Türkiye uçacaksa kanadının birisi Kuzey Kıbrıs Türk Cumhuriyeti'dir birisi Azerbaycan'dır; birisi İslam dünyasıdır birisi Türk dünyasıdır ama siz Türk dünyasını çoktan unuttunuz. Dolayısıyla da Türk dünyasının desteğini bu anlamda zaman zaman almakta da sıkıntı çekiyorsunuz. Neden? Çünkü Türk dünyasıyla o anlamda bir türlü kucaklaşmayı beceremediniz.

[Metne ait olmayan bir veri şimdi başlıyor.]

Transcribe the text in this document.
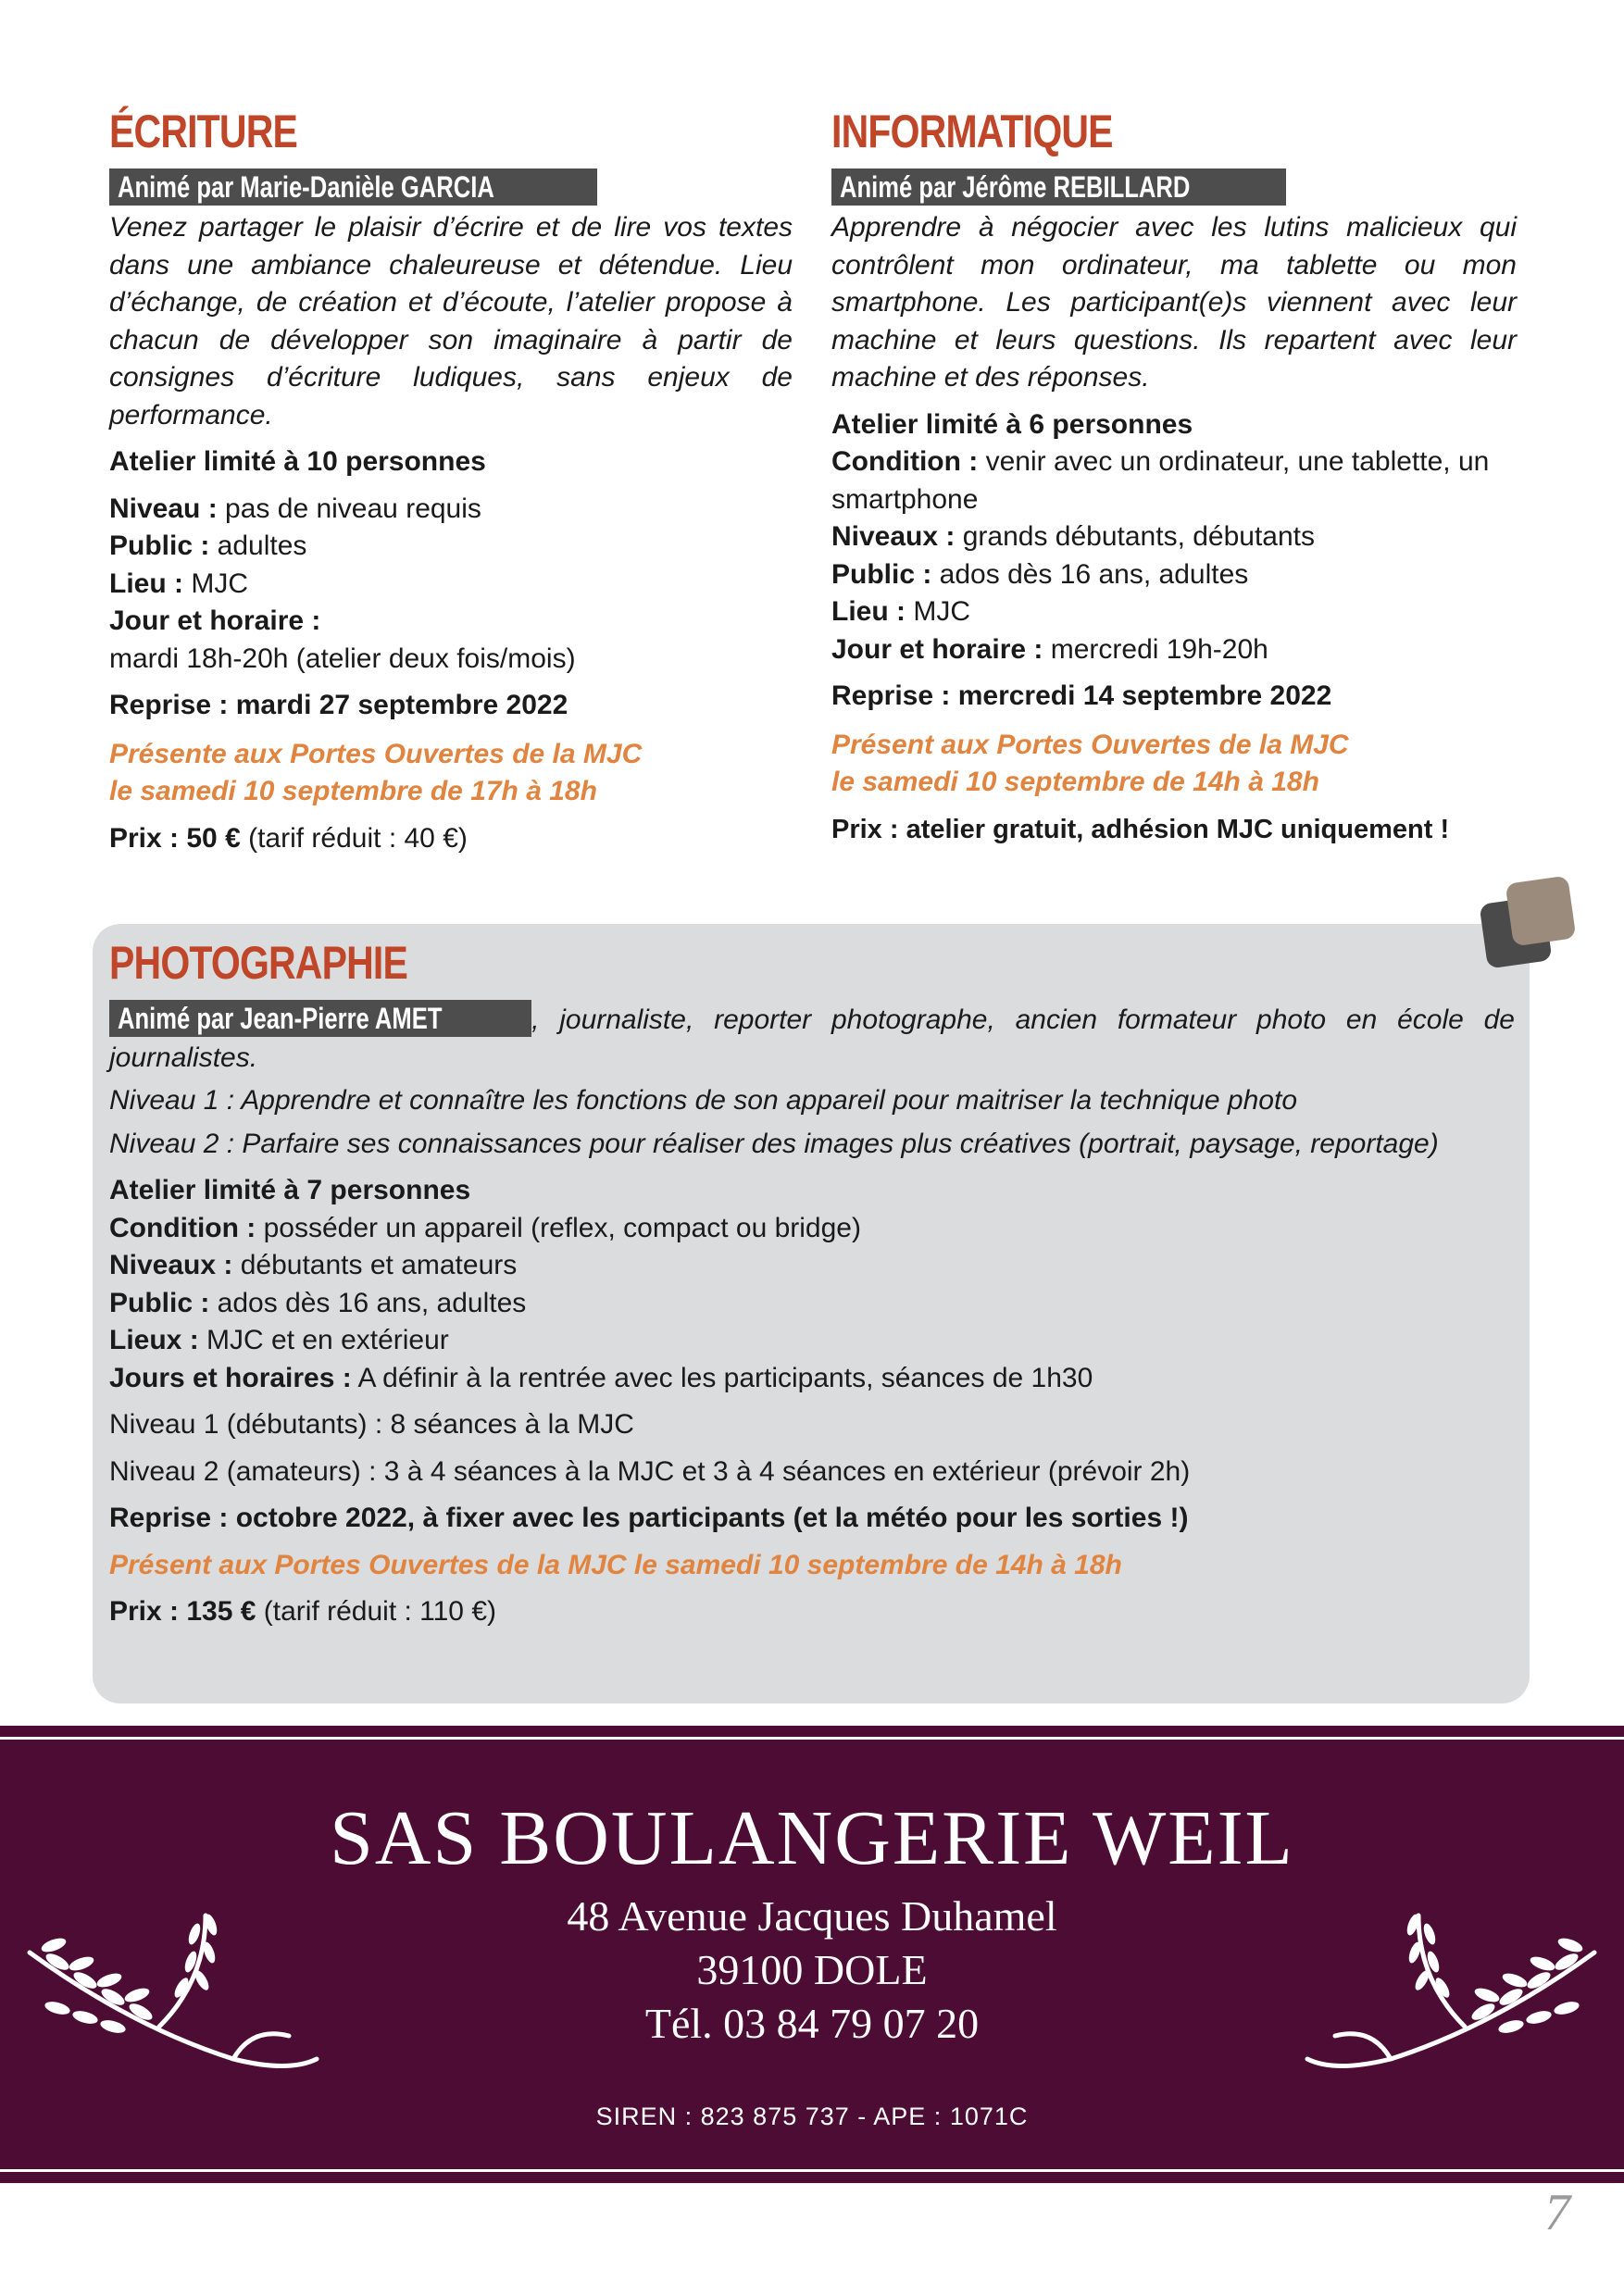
ÉCRITURE
Animé par Marie-Danièle GARCIA

Venez partager le plaisir d’écrire et de lire vos textes dans une ambiance chaleureuse et détendue. Lieu d’échange, de création et d’écoute, l’atelier propose à chacun de développer son imaginaire à partir de consignes d’écriture ludiques, sans enjeux de performance.

Atelier limité à 10 personnes

Niveau : pas de niveau requis

Public : adultes

Lieu : MJC

Jour et horaire :

mardi 18h-20h (atelier deux fois/mois)

Reprise : mardi 27 septembre 2022

Présente aux Portes Ouvertes de la MJC

le samedi 10 septembre de 17h à 18h

Prix : 50 € (tarif réduit : 40 €)

INFORMATIQUE
Animé par Jérôme REBILLARD

Apprendre à négocier avec les lutins malicieux qui contrôlent mon ordinateur, ma tablette ou mon smartphone. Les participant(e)s viennent avec leur machine et leurs questions. Ils repartent avec leur machine et des réponses.

Atelier limité à 6 personnes

Condition : venir avec un ordinateur, une tablette, un smartphone

Niveaux : grands débutants, débutants

Public : ados dès 16 ans, adultes

Lieu : MJC

Jour et horaire : mercredi 19h-20h

Reprise : mercredi 14 septembre 2022

Présent aux Portes Ouvertes de la MJC

le samedi 10 septembre de 14h à 18h

Prix : atelier gratuit, adhésion MJC uniquement !

PHOTOGRAPHIE

Animé par Jean-Pierre AMET	, journaliste, reporter photographe, ancien formateur photo en école de journalistes.

Niveau 1 : Apprendre et connaître les fonctions de son appareil pour maitriser la technique photo

Niveau 2 : Parfaire ses connaissances pour réaliser des images plus créatives (portrait, paysage, reportage)

Atelier limité à 7 personnes

Condition : posséder un appareil (reflex, compact ou bridge)

Niveaux : débutants et amateurs

Public : ados dès 16 ans, adultes

Lieux : MJC et en extérieur

Jours et horaires : A définir à la rentrée avec les participants, séances de 1h30

Niveau 1 (débutants) : 8 séances à la MJC

Niveau 2 (amateurs) : 3 à 4 séances à la MJC et 3 à 4 séances en extérieur (prévoir 2h)

Reprise : octobre 2022, à fixer avec les participants (et la météo pour les sorties !)

Présent aux Portes Ouvertes de la MJC le samedi 10 septembre de 14h à 18h

Prix : 135 € (tarif réduit : 110 €)

SAS BOULANGERIE WEIL
48 Avenue Jacques Duhamel
39100 DOLE
Tél. 03 84 79 07 20
SIREN : 823 875 737 - APE : 1071C
7
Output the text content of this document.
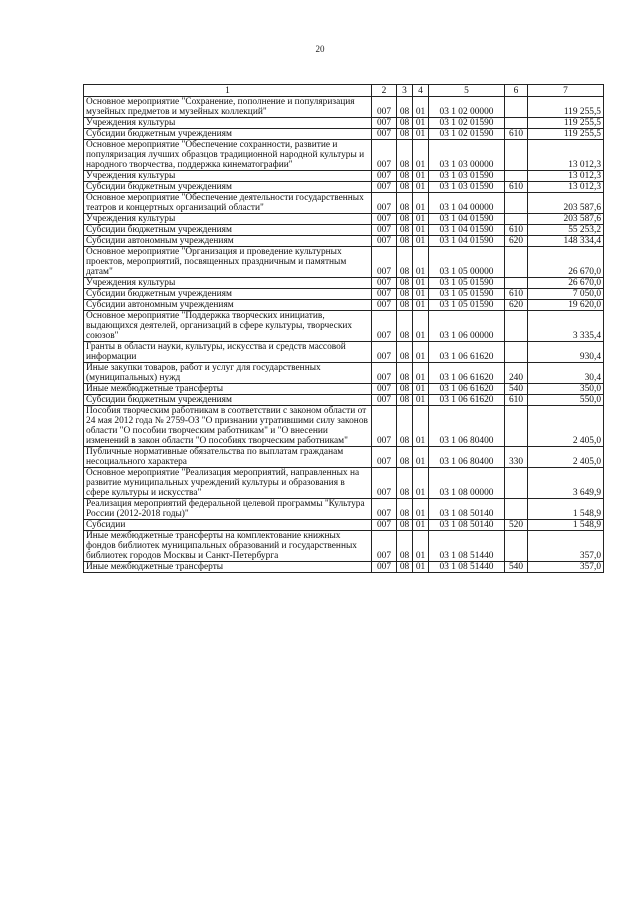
20
1	2	3	4	5	6	7
Основное мероприятие "Сохранение, пополнение и популяризация музейных предметов и музейных коллекций"	007	08	01	03 1 02 00000		119 255,5
Учреждения культуры	007	08	01	03 1 02 01590		119 255,5
Субсидии бюджетным учреждениям	007	08	01	03 1 02 01590	610	119 255,5
Основное мероприятие "Обеспечение сохранности, развитие и популяризация лучших образцов традиционной народной культуры и народного творчества, поддержка кинематографии"	007	08	01	03 1 03 00000		13 012,3
Учреждения культуры	007	08	01	03 1 03 01590		13 012,3
Субсидии бюджетным учреждениям	007	08	01	03 1 03 01590	610	13 012,3
Основное мероприятие "Обеспечение деятельности государственных театров и концертных организаций области"	007	08	01	03 1 04 00000		203 587,6
Учреждения культуры	007	08	01	03 1 04 01590		203 587,6
Субсидии бюджетным учреждениям	007	08	01	03 1 04 01590	610	55 253,2
Субсидии автономным учреждениям	007	08	01	03 1 04 01590	620	148 334,4
Основное мероприятие "Организация и проведение культурных проектов, мероприятий, посвященных праздничным и памятным датам"	007	08	01	03 1 05 00000		26 670,0
Учреждения культуры	007	08	01	03 1 05 01590		26 670,0
Субсидии бюджетным учреждениям	007	08	01	03 1 05 01590	610	7 050,0
Субсидии автономным учреждениям	007	08	01	03 1 05 01590	620	19 620,0
Основное мероприятие "Поддержка творческих инициатив, выдающихся деятелей, организаций в сфере культуры, творческих союзов"	007	08	01	03 1 06 00000		3 335,4
Гранты в области науки, культуры, искусства и средств массовой информации	007	08	01	03 1 06 61620		930,4
Иные закупки товаров, работ и услуг для государственных (муниципальных) нужд	007	08	01	03 1 06 61620	240	30,4
Иные межбюджетные трансферты	007	08	01	03 1 06 61620	540	350,0
Субсидии бюджетным учреждениям	007	08	01	03 1 06 61620	610	550,0
Пособия творческим работникам в соответствии с законом области от 24 мая 2012 года № 2759-ОЗ "О признании утратившими силу законов области "О пособии творческим работникам" и "О внесении изменений в закон области "О пособиях творческим работникам"	007	08	01	03 1 06 80400		2 405,0
Публичные нормативные обязательства по выплатам гражданам несоциального характера	007	08	01	03 1 06 80400	330	2 405,0
Основное мероприятие "Реализация мероприятий, направленных на развитие муниципальных учреждений культуры и образования в сфере культуры и искусства"	007	08	01	03 1 08 00000		3 649,9
Реализация мероприятий федеральной целевой программы "Культура России (2012-2018 годы)"	007	08	01	03 1 08 50140		1 548,9
Субсидии	007	08	01	03 1 08 50140	520	1 548,9
Иные межбюджетные трансферты на комплектование книжных фондов библиотек муниципальных образований и государственных библиотек городов Москвы и Санкт-Петербурга	007	08	01	03 1 08 51440		357,0
Иные межбюджетные трансферты	007	08	01	03 1 08 51440	540	357,0
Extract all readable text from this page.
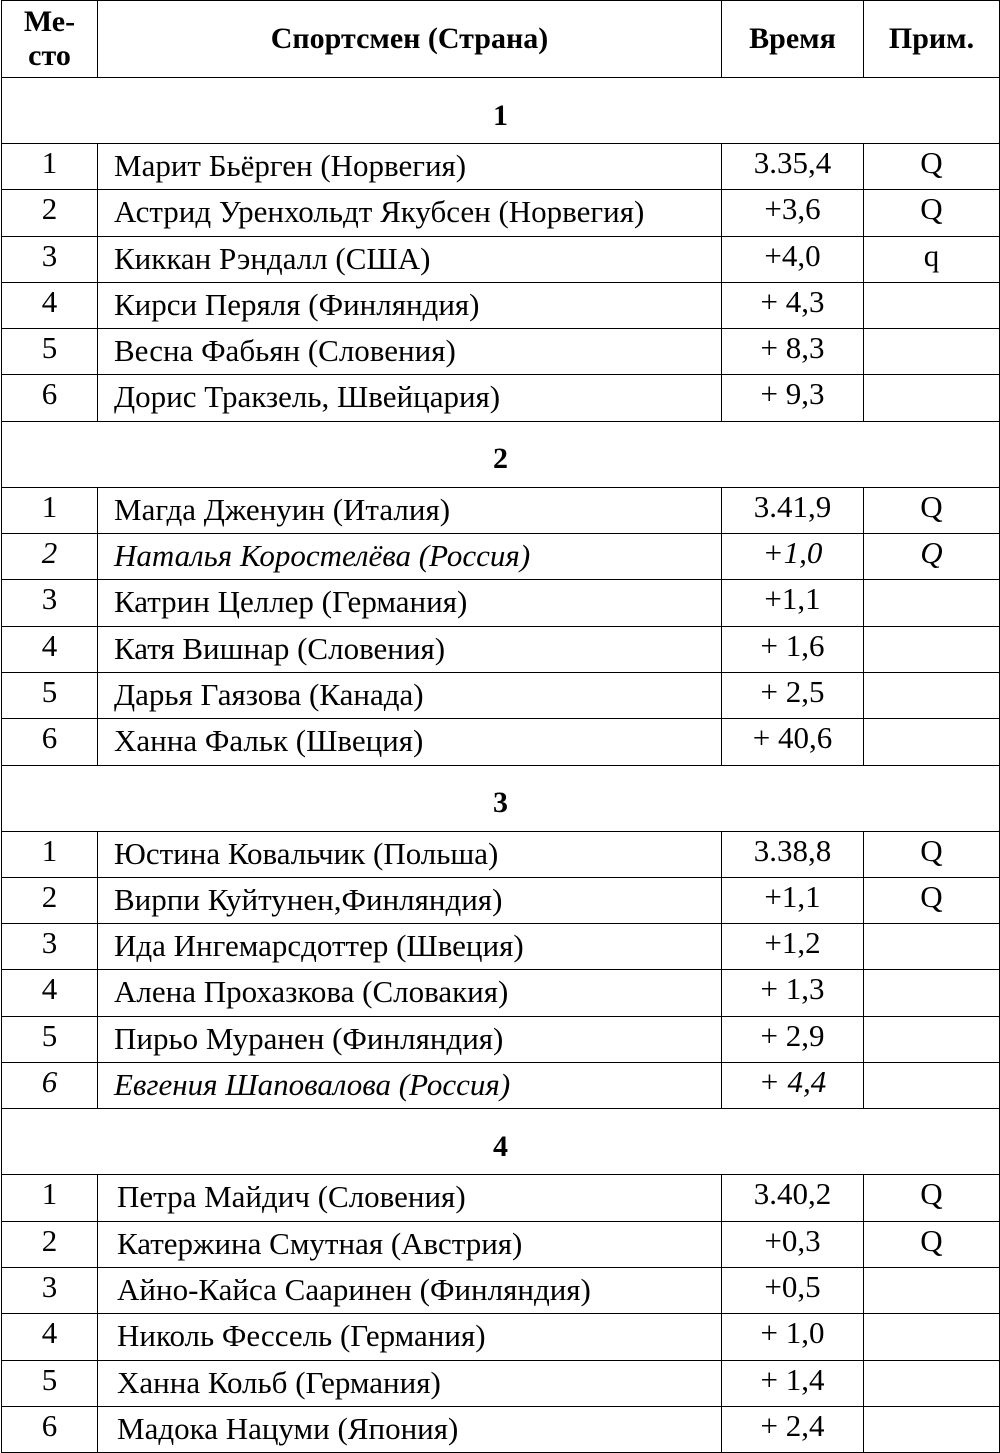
Ме-сто	Спортсмен (Страна)	Время	Прим.
1			
1	Марит Бьёрген (Норвегия)	3.35,4	Q
2	Астрид Уренхольдт Якубсен (Норвегия)	+3,6	Q
3	Киккан Рэндалл (США)	+4,0	q
4	Кирси Перяля (Финляндия)	+ 4,3	
5	Весна Фабьян (Словения)	+ 8,3	
6	Дорис Тракзель, Швейцария)	+ 9,3	
2			
1	Магда Дженуин (Италия)	3.41,9	Q
2	Наталья Коростелёва (Россия)	+1,0	Q
3	Катрин Целлер (Германия)	+1,1	
4	Катя Вишнар (Словения)	+ 1,6	
5	Дарья Гаязова (Канада)	+ 2,5	
6	Ханна Фальк (Швеция)	+ 40,6	
3			
1	Юстина Ковальчик (Польша)	3.38,8	Q
2	Вирпи Куйтунен,Финляндия)	+1,1	Q
3	Ида Ингемарсдоттер (Швеция)	+1,2	
4	Алена Прохазкова (Словакия)	+ 1,3	
5	Пирьо Муранен (Финляндия)	+ 2,9	
6	Евгения Шаповалова (Россия)	+ 4,4	
4			
1	Петра Майдич (Словения)	3.40,2	Q
2	Катержина Смутная (Австрия)	+0,3	Q
3	Айно-Кайса Сааринен (Финляндия)	+0,5	
4	Николь Фессель (Германия)	+ 1,0	
5	Ханна Кольб (Германия)	+ 1,4	
6	Мадока Нацуми (Япония)	+ 2,4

Aden Körfezi'ndeki bu sıkıntılı hadisenin kısa sürede bitmesi beklenmiyor. Bu vesileyle burada bunun da açıklanması lazım. Tezkere bir sene bir sene uzatılıyor ama Hükûmetin bu anlamda bir projeksiyonu var mı? Orada Somali korsanlarına karşı ne gibi başarılar elde edildi ve bundan sonra hangi projeksiyonunuz var? Üç sene içerisinde mi bu bitirilecek, altı ay sonra mı bitirilecek? Yoksa, orada bir şekilde gemi bulundurmak Amerika Birleşik Devletleri'nin işine mi geliyor? O, oradaki askerî güçle yarın Büyük Orta Doğu Projesi'nin başka ayakları mı devreye sokulacak? Bunların elbette ki buradan açıklanması, bunların hesabının verilmesi lazım.

Irak'ta ciddi bir dış politika zafiyeti gösteriyoruz. Irak mezhep çatışmasının eşiğine getirilmiş durumdadır ve bunda Türkiye'nin katkısı hiç de azımsanamayacak ölçüdedir ve Türkiye'nin bugün Suriye'de devrimcilik oyunu son sürat devam etmektedir. Yarın belki Türkiye'nin Suriye'deki devrimcilik oyununun bir benzeri İran'da sahnelenmeye çalışıldığında da aynı manzarayla karşı karşıya kalacağız. Bunun tabii, sadece bu ülkelerle sınırlı kalmayacağı, önümüzdeki süreç içerisinde Körfez ülkelerine de yansıyacağını herhâlde tahmin etmek zor değil. Bütün bu süreç içerisinde Türkiye'nin projeksiyonları var mı acaba? Türkiye'nin dış politika gündeminde bugünden yarına karar değiştiren bir anlayışı terk etmeyi düşünüyor musunuz? El âlem elli yıllık projeksiyonlar yapıyor, on sene sonra Orta Doğu'da ne olacağının, dünyanın başka yerinde hangi güçlerin ön plana çıkacağının hesabını yapıyor; biz altı ay önce "kardeş" dediğimize bugün "kalleş" diyoruz. Yarın ne diyeceğimizi, doğrusu, sizin pencerenizden baktığımızda kestirmek mümkün değildir.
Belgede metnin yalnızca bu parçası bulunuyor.